Inside the Art Studio of Ed Clark
Our Studio Sunday feature this week is Ed Clark. Clark is an American painter widely associated with the abstract expressionist movement of the 1950s and 60s. The artist has enjoyed a long career -- as of 2019 he has been creating paintings for over 60 years. Clark was born in New Orleans, relocated to Chicago as a child, studied art in Paris, and later moved to New York.
There’s something about this studio photograph that makes me think of Gerhard Richter. Clark is pushing paint across a massive canvas with a broom, and there’s something about this huge, almost ridiculously conspicuous method of laying down paint that speaks to the German painter’s use of equally massive brush strokes.

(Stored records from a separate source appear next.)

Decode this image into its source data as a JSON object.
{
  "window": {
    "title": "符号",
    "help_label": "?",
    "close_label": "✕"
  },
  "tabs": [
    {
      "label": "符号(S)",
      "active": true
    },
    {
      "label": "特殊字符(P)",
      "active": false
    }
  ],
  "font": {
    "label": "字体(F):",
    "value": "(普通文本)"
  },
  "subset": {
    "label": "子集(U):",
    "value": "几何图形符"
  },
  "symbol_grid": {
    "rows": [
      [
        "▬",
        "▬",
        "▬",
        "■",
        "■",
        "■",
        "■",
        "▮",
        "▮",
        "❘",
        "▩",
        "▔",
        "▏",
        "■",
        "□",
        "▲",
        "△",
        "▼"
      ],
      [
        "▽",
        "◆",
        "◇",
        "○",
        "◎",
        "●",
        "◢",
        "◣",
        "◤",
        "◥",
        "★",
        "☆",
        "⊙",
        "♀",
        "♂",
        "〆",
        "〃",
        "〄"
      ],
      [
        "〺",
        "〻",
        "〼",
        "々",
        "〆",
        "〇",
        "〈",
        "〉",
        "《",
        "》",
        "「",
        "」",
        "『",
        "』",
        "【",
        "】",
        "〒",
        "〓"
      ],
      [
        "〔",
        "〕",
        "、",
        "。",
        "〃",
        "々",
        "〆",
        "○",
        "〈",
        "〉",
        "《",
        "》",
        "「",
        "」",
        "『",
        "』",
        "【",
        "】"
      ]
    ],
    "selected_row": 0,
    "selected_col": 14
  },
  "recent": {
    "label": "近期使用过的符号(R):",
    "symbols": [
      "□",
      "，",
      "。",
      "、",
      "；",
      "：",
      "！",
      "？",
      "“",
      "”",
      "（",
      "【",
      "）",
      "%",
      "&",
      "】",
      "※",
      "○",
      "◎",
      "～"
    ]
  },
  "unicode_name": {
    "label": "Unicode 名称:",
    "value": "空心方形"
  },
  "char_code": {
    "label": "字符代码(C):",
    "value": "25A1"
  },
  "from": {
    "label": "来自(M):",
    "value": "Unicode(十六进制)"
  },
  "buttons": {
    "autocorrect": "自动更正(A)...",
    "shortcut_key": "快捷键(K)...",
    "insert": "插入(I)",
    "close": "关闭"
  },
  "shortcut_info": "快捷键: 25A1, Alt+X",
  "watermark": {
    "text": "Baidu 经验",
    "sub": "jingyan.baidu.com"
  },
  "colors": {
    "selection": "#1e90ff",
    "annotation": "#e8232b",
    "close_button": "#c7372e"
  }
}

Judging by the state of the floor in Clark’s studio, I would guess that this isn’t the first time the artist has experimented with less conventional methods of applying pigment to canvas. The whole space seems dense with colour and paint, caked onto every surface. Looking at the space I get the sense that Clark is very focused in his practice -- the type of artist who becomes so engrossed in a painting that the background space of the studio simply fades out of existence while work is being produced.
Clark’s style has varied over the course of his career, but the artist’s use of bright, striking pigment, layered on in large, distinct planes, has remained consistent. The artist has been known to work on irregularly shaped canvases as well as traditional rectangular pieces.